My World of Parkinsonian Delights

I Remember Having a Memory

I’m a sucker for these self-testing things they have on the Internet tubes.

For instance, at Cognicheck, they have a fairly comprehensive memory test.  Here’s what they say about themselves.

CogniCheck Online Memory Screenings are designed to provide individuals between 45 and 86 years of age with a readily accessible and affordable means to screen aspects of their verbal and visual memory processes online, and in the privacy and comfort of their homes or offices. The types of memory processes that are assessed in these screenings are similar to ones that are commonly evaluated by licensed neuropsychologists in clinical practice.

That seems pretty impressive.

Wait!  There’s more!

Each CogniCheck Online Memory Screening consists of three different memory screenings tests, known collectively as the Computer Reliant Evaluative and Web Screening (CREWS) Tests of Neuropsychological Functioning. These memory screenings tests were developed by university-affiliated, licensed clinical neuropsychologists with extensive experience in the neuropsychological assessment/ screening of persons presenting with memory complaints (see “Professional Credentials” for an overview of the authors’ qualifications).

The CREWS Tests of Neuropsychological Functioning have been standardized, normed, and scientifically evaluated in samples of individuals between 45 and 86 years of age who lived in the United States (see “Psychometric Properties” for an overview).
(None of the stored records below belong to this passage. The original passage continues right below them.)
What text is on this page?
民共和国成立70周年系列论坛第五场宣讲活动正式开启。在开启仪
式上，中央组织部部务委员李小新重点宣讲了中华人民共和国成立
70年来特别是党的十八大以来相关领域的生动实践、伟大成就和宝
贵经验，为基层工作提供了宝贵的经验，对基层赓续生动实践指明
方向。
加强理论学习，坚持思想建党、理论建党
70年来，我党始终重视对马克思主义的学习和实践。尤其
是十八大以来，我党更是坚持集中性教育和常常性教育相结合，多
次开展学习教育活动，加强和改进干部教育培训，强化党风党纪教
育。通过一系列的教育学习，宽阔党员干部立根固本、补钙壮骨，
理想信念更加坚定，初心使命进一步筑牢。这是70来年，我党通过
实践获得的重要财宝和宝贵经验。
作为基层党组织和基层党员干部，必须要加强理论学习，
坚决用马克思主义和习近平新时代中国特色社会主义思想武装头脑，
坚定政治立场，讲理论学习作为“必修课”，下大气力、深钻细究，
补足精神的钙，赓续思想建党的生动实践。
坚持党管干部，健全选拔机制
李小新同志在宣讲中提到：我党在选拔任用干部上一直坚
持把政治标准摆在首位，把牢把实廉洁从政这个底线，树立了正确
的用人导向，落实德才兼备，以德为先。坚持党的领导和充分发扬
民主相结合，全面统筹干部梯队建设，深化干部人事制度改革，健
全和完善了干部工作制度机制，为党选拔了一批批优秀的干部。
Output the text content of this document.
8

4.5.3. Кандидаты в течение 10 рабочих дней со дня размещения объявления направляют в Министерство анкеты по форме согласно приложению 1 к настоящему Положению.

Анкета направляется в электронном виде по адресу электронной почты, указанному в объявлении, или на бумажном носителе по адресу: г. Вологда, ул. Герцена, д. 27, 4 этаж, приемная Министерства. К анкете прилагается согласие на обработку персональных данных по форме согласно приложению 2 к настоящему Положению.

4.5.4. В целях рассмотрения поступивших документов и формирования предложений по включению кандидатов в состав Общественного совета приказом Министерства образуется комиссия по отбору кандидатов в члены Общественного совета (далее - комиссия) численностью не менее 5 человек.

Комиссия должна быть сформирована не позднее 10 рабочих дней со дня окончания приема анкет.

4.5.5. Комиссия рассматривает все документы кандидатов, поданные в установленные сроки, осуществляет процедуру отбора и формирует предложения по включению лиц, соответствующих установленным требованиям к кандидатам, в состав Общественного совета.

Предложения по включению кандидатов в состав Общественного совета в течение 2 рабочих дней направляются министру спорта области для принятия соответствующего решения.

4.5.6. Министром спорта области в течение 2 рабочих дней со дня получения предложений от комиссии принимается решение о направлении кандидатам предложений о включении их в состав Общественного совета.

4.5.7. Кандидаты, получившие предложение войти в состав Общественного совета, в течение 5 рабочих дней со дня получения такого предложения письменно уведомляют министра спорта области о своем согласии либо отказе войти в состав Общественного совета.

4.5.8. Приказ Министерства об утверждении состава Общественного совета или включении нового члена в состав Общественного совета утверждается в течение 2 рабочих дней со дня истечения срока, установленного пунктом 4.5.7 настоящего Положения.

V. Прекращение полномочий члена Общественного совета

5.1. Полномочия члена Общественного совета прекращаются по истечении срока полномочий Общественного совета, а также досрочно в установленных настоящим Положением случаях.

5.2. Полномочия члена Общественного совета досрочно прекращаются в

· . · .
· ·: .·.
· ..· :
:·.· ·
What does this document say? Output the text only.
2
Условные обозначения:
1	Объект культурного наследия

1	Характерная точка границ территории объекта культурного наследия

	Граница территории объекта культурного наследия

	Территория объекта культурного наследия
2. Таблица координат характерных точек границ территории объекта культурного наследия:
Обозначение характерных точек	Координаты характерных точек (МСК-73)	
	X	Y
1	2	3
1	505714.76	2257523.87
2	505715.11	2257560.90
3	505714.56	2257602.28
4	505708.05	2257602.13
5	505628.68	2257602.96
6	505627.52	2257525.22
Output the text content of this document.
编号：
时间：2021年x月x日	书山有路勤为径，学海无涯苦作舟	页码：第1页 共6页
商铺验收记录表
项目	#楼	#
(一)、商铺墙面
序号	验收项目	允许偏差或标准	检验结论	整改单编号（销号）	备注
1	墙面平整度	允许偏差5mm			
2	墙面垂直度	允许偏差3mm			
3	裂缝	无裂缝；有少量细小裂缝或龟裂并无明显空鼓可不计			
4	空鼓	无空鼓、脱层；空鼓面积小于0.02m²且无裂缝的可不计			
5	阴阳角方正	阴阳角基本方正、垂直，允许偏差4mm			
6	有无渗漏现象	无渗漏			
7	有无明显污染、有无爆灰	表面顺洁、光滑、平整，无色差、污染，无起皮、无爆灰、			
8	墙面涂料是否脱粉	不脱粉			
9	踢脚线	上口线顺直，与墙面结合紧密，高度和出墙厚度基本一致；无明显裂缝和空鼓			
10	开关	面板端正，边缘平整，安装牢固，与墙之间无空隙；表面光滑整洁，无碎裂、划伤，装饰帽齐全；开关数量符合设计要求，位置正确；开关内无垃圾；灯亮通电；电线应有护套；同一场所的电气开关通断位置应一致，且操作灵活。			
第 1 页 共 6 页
While these memory screenings may prove beneficial in identifying memory problems (or within normal limits performances), they are intended to be utilized only as screening tools and for informational purposes, and they are not designed, or intended, in any way to be conclusive or to provide definitive diagnoses, recommendations, and/or treatments, nor are they designed to be utilized as substitutes for comprehensive evaluations, recommendations, and/or treatments, by licensed health care professionals, or intended to be used in any litigation or other legal proceedings.

I was so impressed with this that I took a test in January.  Here’s how I did.

Ah! Not too shabby.  Low average in the immediate verbal and delayed verbal recall.  But average in the short delay verbal recall, delayed verbal recognition, immediate recognition of faces and immediate recall of number series!

I stumbled across this test today and decided to retake it to see if there has been any improvement or deterioration.  I wonder how I did!

Well, Hully Gully, Maw!  I did a quite a bit better than January in the digit recall, going to the 67th percentile from the 35th.  And I maintained my score in the 36th percentile in the delayed verbal recognition and my vaunted position in the 20th percentile in the delayed verbal recall.

Everything else?

In the Immediate Verbal Recall I fell from the 28th percentile (low average) to the 14th (mildly impaired).

In the Short Delay Verbal Recall I fell from the 45th percentile (average) to the 20th (low average).

In the Immediate Recognition of Faces, I plummeted from the 69th percentile (average) to the 8th (moderately impaired).

In the Delayed Recognition of Faces, I dropped like a rock from the 82nd percentile (high average) to the 6th (moderately impaired).

My brain is turning into a soft pudding in its ready-to-serve bone bowl.

They say that in Parkinson’s disease, the memory is the second thing to go.  I forgot what the first thing was.